In order to find a way to manage the intermittency – or stochasticity – of natural energy sources that introduce additional risks and uncertainties into energy supplies, the Department of Energy has awarded a three-year, $3.25 million grant to an interdisciplinary team led by Pascal Van Hentenryck, A. Russell Chandler III Chair in the H. Milton Stewart School of Industrial and Systems Engineering (ISyE). In addition to ISyE, the team includes the Department of Civil and Environmental Engineering at Vanderbilt University and the Midcontinent Independent System Operator (MISO). Their project, “Risk-aware Market Clearing for Power Systems” (RAMC), will examine how to assess and minimize risks when integrating renewable sources of energy, and how to advance stochastic optimization, machine learning, and their integration to meet the challenges of integrating substantial shares of renewable energy in the generation portfolio.

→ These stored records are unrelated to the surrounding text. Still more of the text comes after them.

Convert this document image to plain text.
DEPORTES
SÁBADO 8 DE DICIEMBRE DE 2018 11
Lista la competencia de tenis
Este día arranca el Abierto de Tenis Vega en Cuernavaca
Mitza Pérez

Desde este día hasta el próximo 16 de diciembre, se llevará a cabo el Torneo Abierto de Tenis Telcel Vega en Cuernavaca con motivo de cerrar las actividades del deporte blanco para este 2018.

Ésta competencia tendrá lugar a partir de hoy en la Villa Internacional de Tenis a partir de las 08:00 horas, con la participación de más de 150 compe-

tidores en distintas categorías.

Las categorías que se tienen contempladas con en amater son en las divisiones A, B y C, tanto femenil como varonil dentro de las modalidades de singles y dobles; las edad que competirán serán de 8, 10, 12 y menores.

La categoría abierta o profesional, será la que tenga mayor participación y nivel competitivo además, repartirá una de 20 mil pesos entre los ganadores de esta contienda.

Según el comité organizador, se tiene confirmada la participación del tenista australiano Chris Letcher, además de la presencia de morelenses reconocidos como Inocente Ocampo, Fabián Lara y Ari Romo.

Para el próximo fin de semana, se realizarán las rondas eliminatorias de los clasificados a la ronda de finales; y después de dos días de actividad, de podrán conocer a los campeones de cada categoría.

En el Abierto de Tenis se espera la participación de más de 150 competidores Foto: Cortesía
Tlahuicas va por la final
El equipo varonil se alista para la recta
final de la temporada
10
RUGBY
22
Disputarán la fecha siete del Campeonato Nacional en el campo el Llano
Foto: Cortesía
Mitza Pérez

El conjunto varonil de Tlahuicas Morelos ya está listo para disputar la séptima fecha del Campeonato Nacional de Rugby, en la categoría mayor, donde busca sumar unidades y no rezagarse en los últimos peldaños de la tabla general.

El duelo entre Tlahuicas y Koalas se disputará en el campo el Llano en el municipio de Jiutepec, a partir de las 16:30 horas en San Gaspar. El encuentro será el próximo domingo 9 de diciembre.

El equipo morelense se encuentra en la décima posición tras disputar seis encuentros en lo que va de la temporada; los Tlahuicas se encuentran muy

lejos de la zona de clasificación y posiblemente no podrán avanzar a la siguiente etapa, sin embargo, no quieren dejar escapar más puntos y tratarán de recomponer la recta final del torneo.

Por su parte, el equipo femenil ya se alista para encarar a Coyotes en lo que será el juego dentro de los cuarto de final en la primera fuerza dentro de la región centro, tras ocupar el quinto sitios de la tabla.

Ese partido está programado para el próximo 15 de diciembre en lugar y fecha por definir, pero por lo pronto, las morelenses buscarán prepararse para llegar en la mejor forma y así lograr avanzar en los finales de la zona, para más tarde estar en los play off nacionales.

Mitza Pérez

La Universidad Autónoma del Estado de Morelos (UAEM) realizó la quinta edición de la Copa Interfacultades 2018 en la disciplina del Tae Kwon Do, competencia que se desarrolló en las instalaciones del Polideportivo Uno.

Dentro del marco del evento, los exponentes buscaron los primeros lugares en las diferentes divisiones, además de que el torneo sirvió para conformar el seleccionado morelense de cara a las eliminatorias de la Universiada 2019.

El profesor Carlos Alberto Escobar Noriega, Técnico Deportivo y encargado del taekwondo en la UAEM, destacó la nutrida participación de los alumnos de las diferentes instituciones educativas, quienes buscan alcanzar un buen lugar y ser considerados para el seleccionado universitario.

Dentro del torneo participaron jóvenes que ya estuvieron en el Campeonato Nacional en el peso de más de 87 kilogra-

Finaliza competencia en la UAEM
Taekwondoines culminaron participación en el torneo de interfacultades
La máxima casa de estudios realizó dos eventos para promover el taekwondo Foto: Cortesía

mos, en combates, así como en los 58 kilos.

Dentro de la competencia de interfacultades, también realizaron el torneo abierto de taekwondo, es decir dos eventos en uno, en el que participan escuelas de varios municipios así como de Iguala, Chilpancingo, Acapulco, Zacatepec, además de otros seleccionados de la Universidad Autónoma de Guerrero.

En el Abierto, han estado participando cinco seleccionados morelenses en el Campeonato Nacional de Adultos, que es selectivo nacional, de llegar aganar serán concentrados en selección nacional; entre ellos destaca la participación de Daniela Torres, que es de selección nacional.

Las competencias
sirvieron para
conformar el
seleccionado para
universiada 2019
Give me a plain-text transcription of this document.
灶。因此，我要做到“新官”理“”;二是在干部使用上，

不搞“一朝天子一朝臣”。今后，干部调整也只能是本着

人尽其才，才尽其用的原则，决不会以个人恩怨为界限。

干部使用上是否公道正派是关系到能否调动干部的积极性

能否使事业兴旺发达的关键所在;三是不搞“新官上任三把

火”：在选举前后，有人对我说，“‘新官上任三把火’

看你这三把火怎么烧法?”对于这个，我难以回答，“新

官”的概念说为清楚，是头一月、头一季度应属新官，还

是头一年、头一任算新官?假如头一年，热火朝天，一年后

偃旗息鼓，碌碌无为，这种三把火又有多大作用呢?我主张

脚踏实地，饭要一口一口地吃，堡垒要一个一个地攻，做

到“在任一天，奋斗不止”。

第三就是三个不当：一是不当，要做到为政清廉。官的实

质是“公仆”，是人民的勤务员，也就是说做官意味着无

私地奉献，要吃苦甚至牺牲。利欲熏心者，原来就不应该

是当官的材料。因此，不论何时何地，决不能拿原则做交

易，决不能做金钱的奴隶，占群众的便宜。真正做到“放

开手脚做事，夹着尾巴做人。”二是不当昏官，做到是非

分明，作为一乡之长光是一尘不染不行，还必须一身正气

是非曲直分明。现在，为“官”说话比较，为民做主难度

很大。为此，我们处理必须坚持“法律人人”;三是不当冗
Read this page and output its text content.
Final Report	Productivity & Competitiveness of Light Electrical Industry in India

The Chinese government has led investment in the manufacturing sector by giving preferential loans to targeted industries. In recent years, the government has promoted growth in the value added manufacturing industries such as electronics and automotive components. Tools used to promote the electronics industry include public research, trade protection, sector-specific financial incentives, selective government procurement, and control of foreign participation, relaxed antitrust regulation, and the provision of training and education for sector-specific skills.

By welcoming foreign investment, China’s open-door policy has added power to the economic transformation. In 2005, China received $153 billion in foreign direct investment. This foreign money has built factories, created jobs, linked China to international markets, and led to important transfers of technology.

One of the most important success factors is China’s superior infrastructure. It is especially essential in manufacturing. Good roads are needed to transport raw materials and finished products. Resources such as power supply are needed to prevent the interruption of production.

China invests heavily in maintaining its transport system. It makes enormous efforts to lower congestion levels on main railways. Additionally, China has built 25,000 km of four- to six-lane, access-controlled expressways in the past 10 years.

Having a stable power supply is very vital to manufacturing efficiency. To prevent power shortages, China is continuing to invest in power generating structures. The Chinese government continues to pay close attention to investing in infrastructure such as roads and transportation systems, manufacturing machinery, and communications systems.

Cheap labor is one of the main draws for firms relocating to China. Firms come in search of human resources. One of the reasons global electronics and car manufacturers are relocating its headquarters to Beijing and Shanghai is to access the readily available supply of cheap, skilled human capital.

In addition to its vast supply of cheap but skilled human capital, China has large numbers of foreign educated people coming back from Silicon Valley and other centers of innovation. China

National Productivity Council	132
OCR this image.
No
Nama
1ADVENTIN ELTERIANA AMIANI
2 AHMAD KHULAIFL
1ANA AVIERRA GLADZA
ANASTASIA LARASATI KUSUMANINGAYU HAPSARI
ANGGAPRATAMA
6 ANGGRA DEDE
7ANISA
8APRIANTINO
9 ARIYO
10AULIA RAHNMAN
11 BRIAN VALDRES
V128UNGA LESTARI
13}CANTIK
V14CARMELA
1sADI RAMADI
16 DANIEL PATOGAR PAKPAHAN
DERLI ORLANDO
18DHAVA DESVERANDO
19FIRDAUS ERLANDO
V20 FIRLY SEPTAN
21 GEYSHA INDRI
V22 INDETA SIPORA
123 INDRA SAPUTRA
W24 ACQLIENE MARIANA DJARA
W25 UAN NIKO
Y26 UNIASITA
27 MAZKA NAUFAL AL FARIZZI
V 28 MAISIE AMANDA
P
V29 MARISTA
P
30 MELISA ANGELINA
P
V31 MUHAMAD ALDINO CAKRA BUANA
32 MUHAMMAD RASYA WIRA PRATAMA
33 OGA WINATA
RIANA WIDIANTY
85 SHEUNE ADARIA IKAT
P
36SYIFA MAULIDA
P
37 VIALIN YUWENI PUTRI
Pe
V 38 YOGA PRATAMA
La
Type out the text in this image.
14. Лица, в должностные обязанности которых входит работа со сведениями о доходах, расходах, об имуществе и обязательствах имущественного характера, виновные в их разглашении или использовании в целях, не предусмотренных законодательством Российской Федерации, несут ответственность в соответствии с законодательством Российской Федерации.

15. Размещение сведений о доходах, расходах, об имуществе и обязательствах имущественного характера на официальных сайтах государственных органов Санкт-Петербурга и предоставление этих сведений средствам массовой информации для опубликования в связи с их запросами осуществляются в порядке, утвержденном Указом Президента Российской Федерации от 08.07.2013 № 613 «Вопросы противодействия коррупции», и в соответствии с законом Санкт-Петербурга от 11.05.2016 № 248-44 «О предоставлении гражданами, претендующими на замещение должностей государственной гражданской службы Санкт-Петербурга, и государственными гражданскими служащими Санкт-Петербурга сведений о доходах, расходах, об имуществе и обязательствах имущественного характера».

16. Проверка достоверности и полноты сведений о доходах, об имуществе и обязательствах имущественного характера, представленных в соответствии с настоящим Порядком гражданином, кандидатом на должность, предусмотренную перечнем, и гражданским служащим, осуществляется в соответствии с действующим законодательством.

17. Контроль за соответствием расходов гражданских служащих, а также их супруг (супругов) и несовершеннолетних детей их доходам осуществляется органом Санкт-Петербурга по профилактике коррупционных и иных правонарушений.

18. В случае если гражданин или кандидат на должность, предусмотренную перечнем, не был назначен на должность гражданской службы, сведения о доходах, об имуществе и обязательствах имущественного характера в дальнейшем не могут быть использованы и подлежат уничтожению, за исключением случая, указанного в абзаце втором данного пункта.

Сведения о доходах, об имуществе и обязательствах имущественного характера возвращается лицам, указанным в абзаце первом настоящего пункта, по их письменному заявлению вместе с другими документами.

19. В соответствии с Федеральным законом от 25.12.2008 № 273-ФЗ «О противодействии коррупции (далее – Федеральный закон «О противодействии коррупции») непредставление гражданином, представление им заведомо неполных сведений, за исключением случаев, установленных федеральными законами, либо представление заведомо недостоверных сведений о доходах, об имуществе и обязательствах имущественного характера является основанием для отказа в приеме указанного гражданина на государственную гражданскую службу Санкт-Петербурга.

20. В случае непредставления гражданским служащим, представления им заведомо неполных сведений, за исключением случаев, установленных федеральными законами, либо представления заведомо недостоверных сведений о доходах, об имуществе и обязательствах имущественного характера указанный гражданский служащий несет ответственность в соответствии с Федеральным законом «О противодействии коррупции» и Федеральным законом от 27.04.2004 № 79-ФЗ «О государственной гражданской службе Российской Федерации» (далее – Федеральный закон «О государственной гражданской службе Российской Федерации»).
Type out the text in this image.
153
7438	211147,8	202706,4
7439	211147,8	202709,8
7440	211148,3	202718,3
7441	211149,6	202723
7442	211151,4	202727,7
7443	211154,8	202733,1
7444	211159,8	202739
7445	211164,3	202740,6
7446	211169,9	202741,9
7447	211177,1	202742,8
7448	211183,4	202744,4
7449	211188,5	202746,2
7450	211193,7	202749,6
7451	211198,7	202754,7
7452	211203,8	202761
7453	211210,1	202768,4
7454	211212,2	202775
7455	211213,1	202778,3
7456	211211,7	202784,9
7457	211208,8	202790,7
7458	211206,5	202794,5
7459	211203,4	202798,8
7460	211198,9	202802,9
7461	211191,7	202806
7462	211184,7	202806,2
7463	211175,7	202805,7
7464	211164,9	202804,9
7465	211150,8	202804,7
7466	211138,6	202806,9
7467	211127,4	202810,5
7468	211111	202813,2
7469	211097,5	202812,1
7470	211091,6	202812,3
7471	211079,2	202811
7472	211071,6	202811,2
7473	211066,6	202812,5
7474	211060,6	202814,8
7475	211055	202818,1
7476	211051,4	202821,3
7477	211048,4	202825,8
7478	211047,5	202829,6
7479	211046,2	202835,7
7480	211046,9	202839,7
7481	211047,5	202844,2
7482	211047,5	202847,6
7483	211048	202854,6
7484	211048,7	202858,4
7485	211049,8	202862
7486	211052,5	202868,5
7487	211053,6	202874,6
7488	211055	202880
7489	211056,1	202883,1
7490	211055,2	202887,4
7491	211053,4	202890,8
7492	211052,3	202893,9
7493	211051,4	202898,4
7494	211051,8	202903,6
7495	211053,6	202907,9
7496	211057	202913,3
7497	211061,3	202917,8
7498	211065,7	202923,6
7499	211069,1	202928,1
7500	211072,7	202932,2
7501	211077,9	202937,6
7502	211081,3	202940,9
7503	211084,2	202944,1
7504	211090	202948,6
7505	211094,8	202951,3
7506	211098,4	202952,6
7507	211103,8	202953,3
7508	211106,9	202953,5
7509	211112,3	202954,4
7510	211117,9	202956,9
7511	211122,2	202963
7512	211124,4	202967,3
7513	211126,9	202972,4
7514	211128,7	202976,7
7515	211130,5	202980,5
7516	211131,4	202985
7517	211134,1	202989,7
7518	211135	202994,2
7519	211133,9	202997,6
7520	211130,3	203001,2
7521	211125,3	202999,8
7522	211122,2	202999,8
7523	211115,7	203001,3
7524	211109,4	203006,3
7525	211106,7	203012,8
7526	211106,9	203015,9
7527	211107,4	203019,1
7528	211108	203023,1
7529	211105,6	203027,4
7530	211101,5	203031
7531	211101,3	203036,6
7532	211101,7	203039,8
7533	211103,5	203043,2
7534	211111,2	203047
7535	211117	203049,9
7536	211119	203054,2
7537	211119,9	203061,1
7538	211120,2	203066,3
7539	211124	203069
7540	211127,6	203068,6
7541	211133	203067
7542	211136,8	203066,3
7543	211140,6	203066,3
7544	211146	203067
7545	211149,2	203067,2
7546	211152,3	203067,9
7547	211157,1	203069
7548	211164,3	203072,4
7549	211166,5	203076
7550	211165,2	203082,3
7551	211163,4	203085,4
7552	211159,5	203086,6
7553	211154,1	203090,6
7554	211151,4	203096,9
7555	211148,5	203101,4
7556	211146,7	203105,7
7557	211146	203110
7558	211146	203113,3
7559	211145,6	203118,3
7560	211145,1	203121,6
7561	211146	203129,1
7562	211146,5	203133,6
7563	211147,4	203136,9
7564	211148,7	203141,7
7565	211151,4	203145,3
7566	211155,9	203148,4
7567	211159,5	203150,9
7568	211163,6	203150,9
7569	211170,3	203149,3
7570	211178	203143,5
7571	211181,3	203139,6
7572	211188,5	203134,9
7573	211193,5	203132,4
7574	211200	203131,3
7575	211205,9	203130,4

Van Hentenryck is particularly enthusiastic about working with MISO. The RAMC team will begin by learning from six years’ worth of operational data from MISO, which has a large and complex power system that stretches from Minnesota to Louisiana and incorporates numerous windfarms. The collaboration is also unique in that MISO has a strong research team that has already been actively working to solve the challenges of using natural sources of energy.
“MISO is one of the most innovative transmission operators in the U.S.,” Van Hentenryck said. “This partnership means that the research will be driven by real models and data, and will evaluate, with high fidelity, the impact and benefits of the optimization models the RAMC team creates.”
The Vanderbilt team brings decades of experience in risk assessment, which will be an integral part of the paradigm shift needed to address the increased stochasticity in load and generation. The goal is to transfer, adapt, and expand risk models from the financial industry and other engineering disciplines.
The group from ISyE includes A. Russell Chandler III Professor Roshan Joseph, Anderson-Interface Early Career Professor and Associate Professor Andy Sun, and Coca-Cola Chair in Engineering Statistics Jeff Wu, as well as undergraduate, Ph.D., and postdoctoral students. They are specifically looking at how to solve the stochastic optimization problems arising in MISO’s real-time operations. Their high dimensionality, and the real-time constraints, raise fundamental challenges in computational statistics, stochastic optimization, risk assessment, and machine learning.
“The entire RAMC team brings a distinctive multidisciplinary expertise,” Van Hentenryck noted. “It is only through the tight integration of these fields that we can hope to overcome the computational barriers."
Accurate modeling of supply and demand for wind and solar is also a boon for consumers and national security interests, lowering costs and reliance on energy providers outside the U.S. Ultimately, the RAMC team intends to generate scalable solutions that can be adopted by other grid operators in addition to MISO.